A quoi bon parler de la Culture en ce moment où la politique monopolise la quasi-totalité des médias nationaux ? Les chroniqueurs culturels et d’autres journalistes d’ailleurs, se heurtent souvent à une question idiote mais réaliste de ce genre. Depuis les manifestations sociopolitiques sur la place des revendications populaires du 13 mai, à Analakely, l’accès aux informations autres que la politique est de plus en plus difficile. Et pourtant, ce ne sont pas les nouvelles qui manquent, comme c’est le cas des travaux de réhabilitation du Rova de Manjakamiadana.

La rapide progression des travaux de réhabilitation du palais de la Reine, devrait être le fait saillant de ce début d’année. Or, ce n’est pas le cas. De loin, on constate que les travaux de la toiture avancent à toute vitesse. La couverture de la façade centrale avec des toits en ardoise, du jamais vu sur des importants édifices nationaux paraît-il, est déjà en cours. Malgré tout, le premier responsable du comité national du patrimoine, Mejamirado Razafimihary, hésite à en parler.

Le défi est sur la voie d’être relevé

Si les gros travaux étaient faits, il restera encore les troisième et quatrième phases des ouvrages. Elles consistent surtout aux travaux de second œuvre (habillage en bois des structures en béton pour restituer l’aspect initial, menuiserie, revêtement, électricité, plomberie sanitaire) et aux travaux à caractère muséographique et d’équipements spécialisés (sécurité anti-incendie, vol).

Le palais de la Reine dans l’ensemble recommence à dominer la vue partout dans la capitale. D’ici peu, les Malgaches pourront le revoir flambant neuf. Reste seulement à savoir si la caisse va finalement pouvoir assurer. En avril 2008, Mejamirado Razafimihary, avait déclaré que le comité n’a encore eu que la moitié du budget total des travaux qu’on estime entre 20 à 25 milliards d’ariary.
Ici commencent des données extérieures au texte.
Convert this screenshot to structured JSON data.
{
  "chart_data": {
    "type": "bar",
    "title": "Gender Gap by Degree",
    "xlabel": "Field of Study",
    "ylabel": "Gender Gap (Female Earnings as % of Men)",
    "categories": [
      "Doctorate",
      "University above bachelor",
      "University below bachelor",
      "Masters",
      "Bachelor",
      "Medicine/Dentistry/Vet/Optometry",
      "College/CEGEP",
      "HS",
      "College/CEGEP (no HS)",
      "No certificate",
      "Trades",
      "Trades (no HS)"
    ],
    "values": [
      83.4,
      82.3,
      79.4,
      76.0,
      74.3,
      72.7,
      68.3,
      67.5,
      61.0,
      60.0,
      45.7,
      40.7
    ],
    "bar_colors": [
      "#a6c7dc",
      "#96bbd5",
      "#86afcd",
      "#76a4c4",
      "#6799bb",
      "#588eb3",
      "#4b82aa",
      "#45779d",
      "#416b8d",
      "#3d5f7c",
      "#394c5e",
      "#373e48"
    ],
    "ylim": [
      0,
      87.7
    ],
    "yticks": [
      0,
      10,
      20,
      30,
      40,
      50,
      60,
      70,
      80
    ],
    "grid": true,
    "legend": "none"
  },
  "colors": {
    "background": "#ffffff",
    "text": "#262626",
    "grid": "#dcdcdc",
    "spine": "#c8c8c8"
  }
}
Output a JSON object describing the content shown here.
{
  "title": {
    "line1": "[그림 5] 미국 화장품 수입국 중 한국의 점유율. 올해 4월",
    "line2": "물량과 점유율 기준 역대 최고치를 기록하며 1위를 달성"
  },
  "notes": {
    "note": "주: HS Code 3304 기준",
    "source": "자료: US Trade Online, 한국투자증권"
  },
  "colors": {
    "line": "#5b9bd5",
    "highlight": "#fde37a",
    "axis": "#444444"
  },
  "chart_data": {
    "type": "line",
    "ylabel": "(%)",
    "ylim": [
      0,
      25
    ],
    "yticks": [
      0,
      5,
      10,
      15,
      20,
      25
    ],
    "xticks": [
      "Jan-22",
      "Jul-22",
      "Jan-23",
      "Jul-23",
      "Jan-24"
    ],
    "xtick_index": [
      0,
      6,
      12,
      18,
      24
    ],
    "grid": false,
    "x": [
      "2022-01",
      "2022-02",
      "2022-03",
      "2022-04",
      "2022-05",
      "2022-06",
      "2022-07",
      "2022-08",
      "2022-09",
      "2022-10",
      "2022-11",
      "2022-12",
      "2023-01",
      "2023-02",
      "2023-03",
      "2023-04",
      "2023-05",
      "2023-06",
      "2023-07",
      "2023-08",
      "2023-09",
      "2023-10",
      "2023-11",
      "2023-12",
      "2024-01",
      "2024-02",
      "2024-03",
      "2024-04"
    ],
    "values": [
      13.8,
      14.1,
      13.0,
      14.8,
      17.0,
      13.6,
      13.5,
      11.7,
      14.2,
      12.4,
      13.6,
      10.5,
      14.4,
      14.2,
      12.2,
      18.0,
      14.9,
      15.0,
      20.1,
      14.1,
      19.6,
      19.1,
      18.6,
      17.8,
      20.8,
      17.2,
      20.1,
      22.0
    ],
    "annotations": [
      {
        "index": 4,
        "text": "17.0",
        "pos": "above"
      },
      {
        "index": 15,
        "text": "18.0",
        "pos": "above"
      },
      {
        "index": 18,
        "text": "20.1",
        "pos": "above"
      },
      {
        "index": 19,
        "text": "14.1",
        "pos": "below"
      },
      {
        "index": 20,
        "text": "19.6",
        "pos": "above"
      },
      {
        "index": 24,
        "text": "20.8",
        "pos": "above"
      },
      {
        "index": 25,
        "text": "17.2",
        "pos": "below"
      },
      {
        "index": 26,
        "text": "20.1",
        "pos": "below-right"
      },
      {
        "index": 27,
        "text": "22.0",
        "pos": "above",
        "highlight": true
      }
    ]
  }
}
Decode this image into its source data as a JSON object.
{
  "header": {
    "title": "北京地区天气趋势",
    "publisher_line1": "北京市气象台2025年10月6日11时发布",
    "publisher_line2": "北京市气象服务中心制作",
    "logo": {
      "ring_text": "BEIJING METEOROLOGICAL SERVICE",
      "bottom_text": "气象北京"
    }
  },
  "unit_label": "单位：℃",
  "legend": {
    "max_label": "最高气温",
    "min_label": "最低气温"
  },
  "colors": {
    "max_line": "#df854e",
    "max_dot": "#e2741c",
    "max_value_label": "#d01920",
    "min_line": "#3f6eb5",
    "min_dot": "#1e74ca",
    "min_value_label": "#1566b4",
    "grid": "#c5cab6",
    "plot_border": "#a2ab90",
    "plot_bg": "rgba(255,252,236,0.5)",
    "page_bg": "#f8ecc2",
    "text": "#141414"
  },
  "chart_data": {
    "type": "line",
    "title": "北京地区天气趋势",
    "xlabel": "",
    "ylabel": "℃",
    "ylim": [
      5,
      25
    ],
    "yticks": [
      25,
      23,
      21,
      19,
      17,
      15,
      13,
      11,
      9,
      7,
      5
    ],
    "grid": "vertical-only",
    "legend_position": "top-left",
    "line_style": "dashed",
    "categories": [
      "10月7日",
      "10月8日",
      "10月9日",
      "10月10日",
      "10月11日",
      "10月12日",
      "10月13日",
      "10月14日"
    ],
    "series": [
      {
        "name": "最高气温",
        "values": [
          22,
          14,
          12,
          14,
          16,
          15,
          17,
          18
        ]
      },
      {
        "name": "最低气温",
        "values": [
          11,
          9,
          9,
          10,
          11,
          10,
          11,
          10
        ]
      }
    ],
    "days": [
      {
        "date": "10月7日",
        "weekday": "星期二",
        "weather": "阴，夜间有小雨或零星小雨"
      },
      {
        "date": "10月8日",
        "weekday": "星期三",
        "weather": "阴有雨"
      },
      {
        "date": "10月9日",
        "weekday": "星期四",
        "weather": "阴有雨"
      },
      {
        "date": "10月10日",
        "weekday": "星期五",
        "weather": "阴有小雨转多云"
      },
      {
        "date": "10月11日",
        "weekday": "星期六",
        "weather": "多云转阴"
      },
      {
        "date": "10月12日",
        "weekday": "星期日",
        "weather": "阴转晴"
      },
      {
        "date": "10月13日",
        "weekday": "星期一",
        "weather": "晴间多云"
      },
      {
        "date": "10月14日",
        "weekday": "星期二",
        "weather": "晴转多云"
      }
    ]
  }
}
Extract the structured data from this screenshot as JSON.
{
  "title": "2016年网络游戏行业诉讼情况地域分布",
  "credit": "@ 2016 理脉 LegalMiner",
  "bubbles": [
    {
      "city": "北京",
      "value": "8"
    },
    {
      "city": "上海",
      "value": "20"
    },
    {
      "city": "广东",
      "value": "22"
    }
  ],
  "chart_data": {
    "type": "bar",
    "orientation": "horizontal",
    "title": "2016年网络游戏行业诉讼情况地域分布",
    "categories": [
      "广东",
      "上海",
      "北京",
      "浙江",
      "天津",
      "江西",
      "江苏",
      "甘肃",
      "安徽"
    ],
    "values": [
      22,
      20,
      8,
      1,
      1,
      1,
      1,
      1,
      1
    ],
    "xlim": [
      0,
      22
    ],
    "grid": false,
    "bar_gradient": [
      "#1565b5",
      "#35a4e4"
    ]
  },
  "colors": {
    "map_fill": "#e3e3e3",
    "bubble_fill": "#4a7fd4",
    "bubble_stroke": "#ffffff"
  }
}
Souhaitons aussi que les travaux n’accusent plus de retard.

Il a fallu 14 ans pour reconstruire le plus important patrimoine de Madagascar, comme il a fallu 36 ans pour faire renaître de ses cendres l’Hôtel de la ville d’Antananarivo, également incendié en 1972. Ainsi, il faut plus d’une dizaine d’années pour remettre en état les casses causées par les différends politiques. Et l’on se demande actuellement si les principaux protagonistes de la crise qui prévaut dans le pays, s’en rendent compte.